For the most part, I think these problems are just plain tedious! Books just tend to leave out all of the "longwinded" dirty work just so that it looks nice in print.Now on the second part, it is finding the equation of ax +by = 1, which i am generally having to find so i can compute the inverse of a(modb). They have managed to do this in 7 steps. It always takes me like more than twice as many in a really longwinded fashion. Has the example below missed out some steps for the sake of conciseness? I just dont understand how they are doing what they are doing.

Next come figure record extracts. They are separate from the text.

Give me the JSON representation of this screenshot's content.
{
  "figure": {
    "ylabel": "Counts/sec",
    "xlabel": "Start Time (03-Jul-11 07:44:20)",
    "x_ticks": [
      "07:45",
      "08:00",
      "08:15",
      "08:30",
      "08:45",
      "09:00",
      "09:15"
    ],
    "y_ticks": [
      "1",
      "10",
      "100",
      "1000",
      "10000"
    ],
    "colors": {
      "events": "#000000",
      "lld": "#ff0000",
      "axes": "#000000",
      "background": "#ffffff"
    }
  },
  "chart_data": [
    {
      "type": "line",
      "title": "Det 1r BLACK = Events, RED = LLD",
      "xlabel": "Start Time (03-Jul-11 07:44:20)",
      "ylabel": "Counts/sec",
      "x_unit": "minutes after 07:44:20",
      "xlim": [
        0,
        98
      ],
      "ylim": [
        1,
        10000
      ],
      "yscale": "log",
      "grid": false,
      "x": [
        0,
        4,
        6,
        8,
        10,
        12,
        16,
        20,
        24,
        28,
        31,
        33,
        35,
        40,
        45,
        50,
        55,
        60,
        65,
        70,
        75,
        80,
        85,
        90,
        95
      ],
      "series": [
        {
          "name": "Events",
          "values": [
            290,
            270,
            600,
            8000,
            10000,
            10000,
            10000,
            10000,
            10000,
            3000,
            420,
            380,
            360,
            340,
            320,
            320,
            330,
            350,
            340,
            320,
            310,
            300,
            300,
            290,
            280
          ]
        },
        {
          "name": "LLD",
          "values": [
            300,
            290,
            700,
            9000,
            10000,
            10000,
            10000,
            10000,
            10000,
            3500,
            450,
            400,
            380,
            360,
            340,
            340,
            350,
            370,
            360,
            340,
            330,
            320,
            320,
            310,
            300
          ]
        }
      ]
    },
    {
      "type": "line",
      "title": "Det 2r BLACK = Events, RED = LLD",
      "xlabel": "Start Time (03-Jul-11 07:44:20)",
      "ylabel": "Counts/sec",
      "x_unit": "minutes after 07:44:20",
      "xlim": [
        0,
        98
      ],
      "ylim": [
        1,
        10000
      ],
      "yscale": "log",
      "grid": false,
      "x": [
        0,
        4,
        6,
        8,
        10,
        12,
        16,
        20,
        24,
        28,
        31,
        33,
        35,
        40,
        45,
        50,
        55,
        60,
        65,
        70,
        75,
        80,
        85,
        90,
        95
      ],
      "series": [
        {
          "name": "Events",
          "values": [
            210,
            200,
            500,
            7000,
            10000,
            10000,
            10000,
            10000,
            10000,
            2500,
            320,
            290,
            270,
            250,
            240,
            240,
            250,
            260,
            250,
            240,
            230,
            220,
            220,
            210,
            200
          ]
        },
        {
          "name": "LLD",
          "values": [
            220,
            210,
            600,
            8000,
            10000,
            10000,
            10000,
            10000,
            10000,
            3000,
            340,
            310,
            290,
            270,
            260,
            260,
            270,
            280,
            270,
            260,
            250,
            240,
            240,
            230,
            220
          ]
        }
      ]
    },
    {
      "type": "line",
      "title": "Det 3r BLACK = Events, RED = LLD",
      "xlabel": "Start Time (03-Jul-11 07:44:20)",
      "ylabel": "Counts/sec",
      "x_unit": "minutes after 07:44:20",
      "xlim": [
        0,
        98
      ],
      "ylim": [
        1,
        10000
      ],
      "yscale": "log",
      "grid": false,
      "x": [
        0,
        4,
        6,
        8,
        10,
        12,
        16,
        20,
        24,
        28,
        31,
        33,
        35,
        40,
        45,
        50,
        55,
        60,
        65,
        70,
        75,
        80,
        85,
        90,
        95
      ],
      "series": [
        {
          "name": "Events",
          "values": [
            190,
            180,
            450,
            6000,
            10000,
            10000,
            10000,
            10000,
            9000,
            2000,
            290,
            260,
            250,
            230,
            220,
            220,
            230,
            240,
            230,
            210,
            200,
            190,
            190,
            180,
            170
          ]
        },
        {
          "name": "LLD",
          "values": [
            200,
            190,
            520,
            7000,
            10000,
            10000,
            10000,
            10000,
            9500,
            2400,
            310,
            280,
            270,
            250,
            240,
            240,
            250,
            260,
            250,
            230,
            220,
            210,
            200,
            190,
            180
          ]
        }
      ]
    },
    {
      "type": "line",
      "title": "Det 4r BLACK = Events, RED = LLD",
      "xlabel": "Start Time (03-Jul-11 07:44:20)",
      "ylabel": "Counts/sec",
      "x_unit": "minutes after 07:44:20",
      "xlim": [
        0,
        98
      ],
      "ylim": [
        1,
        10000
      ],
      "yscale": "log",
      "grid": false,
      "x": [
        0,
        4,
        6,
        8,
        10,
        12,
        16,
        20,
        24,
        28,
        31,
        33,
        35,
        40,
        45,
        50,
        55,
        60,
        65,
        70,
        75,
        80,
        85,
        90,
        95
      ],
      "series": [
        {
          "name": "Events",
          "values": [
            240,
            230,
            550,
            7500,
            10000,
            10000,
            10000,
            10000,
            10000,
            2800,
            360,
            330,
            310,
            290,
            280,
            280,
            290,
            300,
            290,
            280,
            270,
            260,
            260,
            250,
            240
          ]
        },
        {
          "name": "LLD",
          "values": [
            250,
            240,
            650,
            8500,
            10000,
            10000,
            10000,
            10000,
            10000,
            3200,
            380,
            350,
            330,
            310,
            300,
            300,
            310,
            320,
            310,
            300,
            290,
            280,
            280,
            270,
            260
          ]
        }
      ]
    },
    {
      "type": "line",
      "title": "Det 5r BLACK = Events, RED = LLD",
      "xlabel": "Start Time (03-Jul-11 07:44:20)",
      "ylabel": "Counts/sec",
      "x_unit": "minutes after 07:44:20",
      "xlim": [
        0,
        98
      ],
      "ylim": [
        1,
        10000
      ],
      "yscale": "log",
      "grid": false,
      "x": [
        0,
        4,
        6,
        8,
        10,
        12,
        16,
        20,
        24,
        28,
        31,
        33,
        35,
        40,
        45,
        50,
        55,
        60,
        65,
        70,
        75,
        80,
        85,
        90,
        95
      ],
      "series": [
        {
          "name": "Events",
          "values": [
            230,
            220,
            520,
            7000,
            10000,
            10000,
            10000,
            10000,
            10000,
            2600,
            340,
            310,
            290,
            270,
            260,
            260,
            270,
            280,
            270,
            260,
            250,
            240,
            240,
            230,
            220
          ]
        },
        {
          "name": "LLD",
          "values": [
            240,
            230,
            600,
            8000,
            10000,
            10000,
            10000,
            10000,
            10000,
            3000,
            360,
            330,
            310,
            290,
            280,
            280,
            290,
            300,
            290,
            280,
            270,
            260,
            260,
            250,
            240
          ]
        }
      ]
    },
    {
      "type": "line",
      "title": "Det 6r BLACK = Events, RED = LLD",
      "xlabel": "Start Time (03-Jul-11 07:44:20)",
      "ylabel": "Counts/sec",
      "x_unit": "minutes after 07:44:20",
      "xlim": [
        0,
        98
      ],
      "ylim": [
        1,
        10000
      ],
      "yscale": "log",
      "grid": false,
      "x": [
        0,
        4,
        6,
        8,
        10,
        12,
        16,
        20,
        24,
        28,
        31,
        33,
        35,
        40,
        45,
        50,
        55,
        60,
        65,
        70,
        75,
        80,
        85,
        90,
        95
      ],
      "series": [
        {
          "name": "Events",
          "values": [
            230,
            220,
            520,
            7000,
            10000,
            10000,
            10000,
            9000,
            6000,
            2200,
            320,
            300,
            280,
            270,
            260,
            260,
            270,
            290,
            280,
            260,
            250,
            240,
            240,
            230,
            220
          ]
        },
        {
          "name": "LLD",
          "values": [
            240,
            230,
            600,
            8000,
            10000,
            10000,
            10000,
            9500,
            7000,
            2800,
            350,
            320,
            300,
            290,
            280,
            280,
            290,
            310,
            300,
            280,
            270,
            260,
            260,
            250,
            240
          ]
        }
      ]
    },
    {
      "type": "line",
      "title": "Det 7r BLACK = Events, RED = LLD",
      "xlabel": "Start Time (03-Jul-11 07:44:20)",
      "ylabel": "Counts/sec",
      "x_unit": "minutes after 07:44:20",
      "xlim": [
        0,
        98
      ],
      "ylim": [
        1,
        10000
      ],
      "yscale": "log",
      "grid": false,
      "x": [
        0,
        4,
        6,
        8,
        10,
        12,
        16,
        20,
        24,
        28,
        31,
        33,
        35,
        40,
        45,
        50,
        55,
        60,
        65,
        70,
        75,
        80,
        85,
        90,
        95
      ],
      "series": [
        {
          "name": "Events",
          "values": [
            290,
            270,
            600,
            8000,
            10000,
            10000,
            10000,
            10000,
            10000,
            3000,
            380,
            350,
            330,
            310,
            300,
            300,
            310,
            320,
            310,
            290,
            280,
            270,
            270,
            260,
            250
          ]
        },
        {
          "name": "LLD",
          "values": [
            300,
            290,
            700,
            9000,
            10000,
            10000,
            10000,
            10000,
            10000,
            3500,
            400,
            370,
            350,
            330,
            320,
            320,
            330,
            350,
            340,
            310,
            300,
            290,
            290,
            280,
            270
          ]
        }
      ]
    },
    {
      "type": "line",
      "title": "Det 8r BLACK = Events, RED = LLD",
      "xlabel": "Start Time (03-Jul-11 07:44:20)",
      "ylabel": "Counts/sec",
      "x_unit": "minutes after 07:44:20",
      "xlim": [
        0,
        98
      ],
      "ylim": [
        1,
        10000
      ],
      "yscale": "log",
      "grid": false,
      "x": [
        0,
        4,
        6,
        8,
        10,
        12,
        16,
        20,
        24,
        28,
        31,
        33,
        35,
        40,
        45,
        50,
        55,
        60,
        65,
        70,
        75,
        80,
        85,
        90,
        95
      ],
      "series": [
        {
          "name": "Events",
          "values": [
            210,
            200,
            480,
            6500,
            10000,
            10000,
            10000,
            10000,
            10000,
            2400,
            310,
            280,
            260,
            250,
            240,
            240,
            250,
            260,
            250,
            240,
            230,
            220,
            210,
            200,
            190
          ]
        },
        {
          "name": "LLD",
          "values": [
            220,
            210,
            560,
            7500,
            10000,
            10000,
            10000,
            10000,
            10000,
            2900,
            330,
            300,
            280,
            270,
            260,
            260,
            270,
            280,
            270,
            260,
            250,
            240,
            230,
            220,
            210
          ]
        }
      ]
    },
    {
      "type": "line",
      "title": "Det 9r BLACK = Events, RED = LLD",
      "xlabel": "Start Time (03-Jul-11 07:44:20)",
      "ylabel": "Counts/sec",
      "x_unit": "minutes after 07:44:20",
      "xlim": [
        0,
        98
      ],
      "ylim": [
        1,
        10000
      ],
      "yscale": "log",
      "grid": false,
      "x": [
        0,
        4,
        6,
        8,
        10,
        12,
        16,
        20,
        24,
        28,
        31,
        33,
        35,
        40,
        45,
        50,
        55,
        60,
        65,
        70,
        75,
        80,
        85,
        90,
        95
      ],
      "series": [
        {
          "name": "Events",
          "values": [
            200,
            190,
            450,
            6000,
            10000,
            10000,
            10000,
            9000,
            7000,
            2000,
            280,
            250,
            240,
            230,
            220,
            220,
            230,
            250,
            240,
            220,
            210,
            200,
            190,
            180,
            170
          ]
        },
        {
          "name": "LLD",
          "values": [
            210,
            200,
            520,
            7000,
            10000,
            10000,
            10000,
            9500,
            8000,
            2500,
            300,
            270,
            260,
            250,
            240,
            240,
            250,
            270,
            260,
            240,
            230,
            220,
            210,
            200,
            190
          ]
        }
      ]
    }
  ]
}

For example I would have said

1= 3- 2

1 = (20-17) - (17 - (5x3))

1 = ((57-37) - (37-20)) - ((37-20) - 5(20-17))

etc.

Which is obviously far more longwinded, but equally as methodical. I want to know how to do this more concisely so in an exam it would be far less confusing and time consuming.

Your method looks like it works just fine, but as you continue on, it can get pretty messy. I just worked out this problem in 14 lines. When I do it, I simplify as much as I can before I move on to the next step, so that I don't lose track of where I am; and it saves from having to do all of the simplifying at the end. Heres how I do it:

1 = 3 + (-1)2

= 3 + (-1)[17 + (-3)5]

= (-1)17 + 6(3) simplified

= (-1)17 + 6[20 + (-1)17] next step

= (6)20 + (-7)17 simplified

= (6)20 + (-7)[37 + (-1)20] next step

= (-7)37 + (13)20 .

. .

. .

.

= (-20)322 + (113)[701 + (-2)322]

= (113)701 + (-246)322

On exams, I would have a spot on the paper where I put the "concise 7-step" part and on the side or on scratch paper I would have all of the dirtywork of simplifying. That definitely makes things look neater for the grader.

It just takes some practice to get used to the Euclidean Method.

Oh, and if you think that this is such a messy longwinded method of doing this, just wait, you'll probably have to do the Euclidean Method with polynomials instead of integers one of these days!